Rowland S. Howard (1959 - 2009)
The iconic Australian guitarist Rowland
S. Howard passed away on 30 December, losing a fight with
liver cancer whilst awaiting a transplant operation. Described by
Nick
Cave, Howard's partner in crime in The Boys
Next Door and The Birthday Party, as 'Australia's
most unique, gifted and uncompromising guitarist', Howard's precision
playing was part of the incendiary mix of punk aggression and bluesy
bleakness that coloured The Birthday Party's sound, and made their
music so important to so many people.
Howard's contribution to The Boys Next Door and
their sudden transformation into The Birthday Party is often viewed
as somehow smaller than Cave's position as de facto front man, but
in fact without Howard's early contribution to The Boys Next Door
would have never even got off the ground. The band, consisting of
Cave, guitarist and multi-instrumentalist Mick Harvey,
bassist Tracey Pew and drummer Phil Calvert
– school friends from Victoria – lacked one defining ingredient:
songs. When Howard joined the band he brought with him ready-made
songs, including the thoroughly miserable anthem 'Shivers', which
would turn out to be the band's strongest track on their hastily-recorded
album Door, Door. There are few songs whose opening lyrics
can grab you quite so effectively as on 'Shivers': 'I've been
contemplating suicide / But it really doesn't suit my style.'
Door, Door was originally released in
1979 by Australia's Mushroom Records imprint and can be broadly
dumped into the 'punk' category, if only because of its uncompromising
attitude, but its aspirations were clearly more broad. Door, Door
is an album that can be divided neatly in half – the first side
of the original LP is mostly a collection of urgent punk-pleasing
rock tracks drawing together the jangly punk guitars of Buzzcocks
with early Roxy Music saxophones and the post-glam sound of the
New York Dolls, while the second side contains slower, more emotional
numbers (including 'Shivers', which closes out the LP).
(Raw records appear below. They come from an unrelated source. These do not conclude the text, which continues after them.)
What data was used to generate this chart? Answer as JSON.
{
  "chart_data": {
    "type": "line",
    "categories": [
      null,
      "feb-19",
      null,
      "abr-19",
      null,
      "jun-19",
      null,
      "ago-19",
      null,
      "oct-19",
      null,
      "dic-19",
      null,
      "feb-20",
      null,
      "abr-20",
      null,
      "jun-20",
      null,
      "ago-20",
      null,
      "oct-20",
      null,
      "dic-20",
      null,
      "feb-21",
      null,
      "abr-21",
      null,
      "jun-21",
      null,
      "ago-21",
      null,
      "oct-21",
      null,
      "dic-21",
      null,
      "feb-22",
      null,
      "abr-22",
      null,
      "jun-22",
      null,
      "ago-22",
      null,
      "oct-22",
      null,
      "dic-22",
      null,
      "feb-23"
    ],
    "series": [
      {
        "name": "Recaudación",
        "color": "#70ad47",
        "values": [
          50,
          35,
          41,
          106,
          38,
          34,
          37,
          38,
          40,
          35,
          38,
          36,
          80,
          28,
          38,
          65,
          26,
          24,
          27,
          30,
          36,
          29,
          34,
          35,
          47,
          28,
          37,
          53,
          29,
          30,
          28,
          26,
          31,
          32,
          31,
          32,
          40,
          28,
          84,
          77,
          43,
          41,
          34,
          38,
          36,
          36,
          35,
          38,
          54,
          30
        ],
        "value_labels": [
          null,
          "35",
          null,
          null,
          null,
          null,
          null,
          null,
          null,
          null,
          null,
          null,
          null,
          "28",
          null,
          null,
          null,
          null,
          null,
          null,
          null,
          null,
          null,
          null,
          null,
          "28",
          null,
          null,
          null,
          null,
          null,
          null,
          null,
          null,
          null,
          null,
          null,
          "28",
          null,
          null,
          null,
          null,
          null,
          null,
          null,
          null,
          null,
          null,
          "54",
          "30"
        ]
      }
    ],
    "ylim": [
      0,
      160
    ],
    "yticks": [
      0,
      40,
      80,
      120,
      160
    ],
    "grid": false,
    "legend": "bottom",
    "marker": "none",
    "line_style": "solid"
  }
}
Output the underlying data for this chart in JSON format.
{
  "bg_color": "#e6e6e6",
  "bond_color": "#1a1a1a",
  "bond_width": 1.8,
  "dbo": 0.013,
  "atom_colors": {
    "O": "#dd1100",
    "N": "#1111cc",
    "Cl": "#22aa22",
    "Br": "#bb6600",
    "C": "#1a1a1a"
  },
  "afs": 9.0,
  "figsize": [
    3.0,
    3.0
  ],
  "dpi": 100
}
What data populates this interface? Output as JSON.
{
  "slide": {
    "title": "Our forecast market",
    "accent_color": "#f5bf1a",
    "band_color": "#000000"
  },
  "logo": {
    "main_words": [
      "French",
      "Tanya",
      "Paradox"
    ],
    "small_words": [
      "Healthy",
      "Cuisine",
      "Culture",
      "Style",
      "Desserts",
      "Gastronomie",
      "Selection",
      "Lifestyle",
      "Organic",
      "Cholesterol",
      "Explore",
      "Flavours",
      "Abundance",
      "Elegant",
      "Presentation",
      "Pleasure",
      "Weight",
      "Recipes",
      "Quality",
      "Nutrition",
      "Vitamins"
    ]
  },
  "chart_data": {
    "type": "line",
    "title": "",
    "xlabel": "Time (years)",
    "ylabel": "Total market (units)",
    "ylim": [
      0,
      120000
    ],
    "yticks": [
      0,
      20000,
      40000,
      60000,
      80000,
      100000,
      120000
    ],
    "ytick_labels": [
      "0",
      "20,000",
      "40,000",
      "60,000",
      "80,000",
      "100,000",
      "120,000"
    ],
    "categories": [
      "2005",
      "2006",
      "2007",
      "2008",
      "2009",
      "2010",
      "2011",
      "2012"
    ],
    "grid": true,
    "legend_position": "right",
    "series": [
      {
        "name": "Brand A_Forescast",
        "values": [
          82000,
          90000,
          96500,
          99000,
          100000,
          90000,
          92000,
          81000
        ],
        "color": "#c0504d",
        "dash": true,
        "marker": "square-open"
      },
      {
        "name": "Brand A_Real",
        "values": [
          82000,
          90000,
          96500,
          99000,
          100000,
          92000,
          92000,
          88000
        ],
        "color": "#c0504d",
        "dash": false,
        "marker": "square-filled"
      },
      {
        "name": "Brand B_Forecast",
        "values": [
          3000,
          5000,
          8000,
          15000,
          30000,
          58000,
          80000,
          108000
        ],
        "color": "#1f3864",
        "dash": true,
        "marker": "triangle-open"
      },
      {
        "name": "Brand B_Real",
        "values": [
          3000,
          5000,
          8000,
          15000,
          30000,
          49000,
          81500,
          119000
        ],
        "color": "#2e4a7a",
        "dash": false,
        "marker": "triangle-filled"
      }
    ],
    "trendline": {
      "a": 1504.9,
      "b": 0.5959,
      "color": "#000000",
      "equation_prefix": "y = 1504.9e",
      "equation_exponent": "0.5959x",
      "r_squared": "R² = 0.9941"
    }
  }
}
The mutation of The Boys Next Door into The Birthday
Party brought with it a greater emphasis on experimentation, finding
Howard developing new techniques of guitar playing amidst a backdrop
of spiralling drug use among several members of the band. The controlled
feedback howl that opens the early track 'The Friend Catcher' is
one of the most thrilling things I have ever heard, conjured up
using what Howard called 'infinite guitar', a technique for looping
and applying heavy reverb to his guitar playing. The sound The Birthday
Party produced was singularly influential, finding fans among punks
and goths alike, aided and abetted by their gargantuan excesses
and Cave's confrontational stage persona. At the heart of this was
not a bunch of egos, but musical dexterity and skill – Pew's low-slung
basslines, Harvey's precision (especially when he replaced the ousted
Calvert on drums), Cave's hellish lyrical imagination and finally,
the consistent guitar inventiveness of Rowland S. Howard.
Howard would go on to work, often with Mick Harvey,
in other bands such as Crime And The City Solution
and These Immortal Souls and collaborate with other
influential artists emerging from the punk scenes (such as Lydia
Lunch), applying his signature guitar style wherever he
went. Howard was promoting Pop Crimes, his second solo
album, when he passed away.
Of his battle with liver cancer he told Rolling
Stone that 'being told that you've only got a couple of years
to live without a transplant is a pretty frightening experience
and certainly changes the way you feel about your life.' It seems
appropriate that the album includes a cover of Talk Talk's seminal
'Life's What You Make It', as good an epitaph as you could imagine.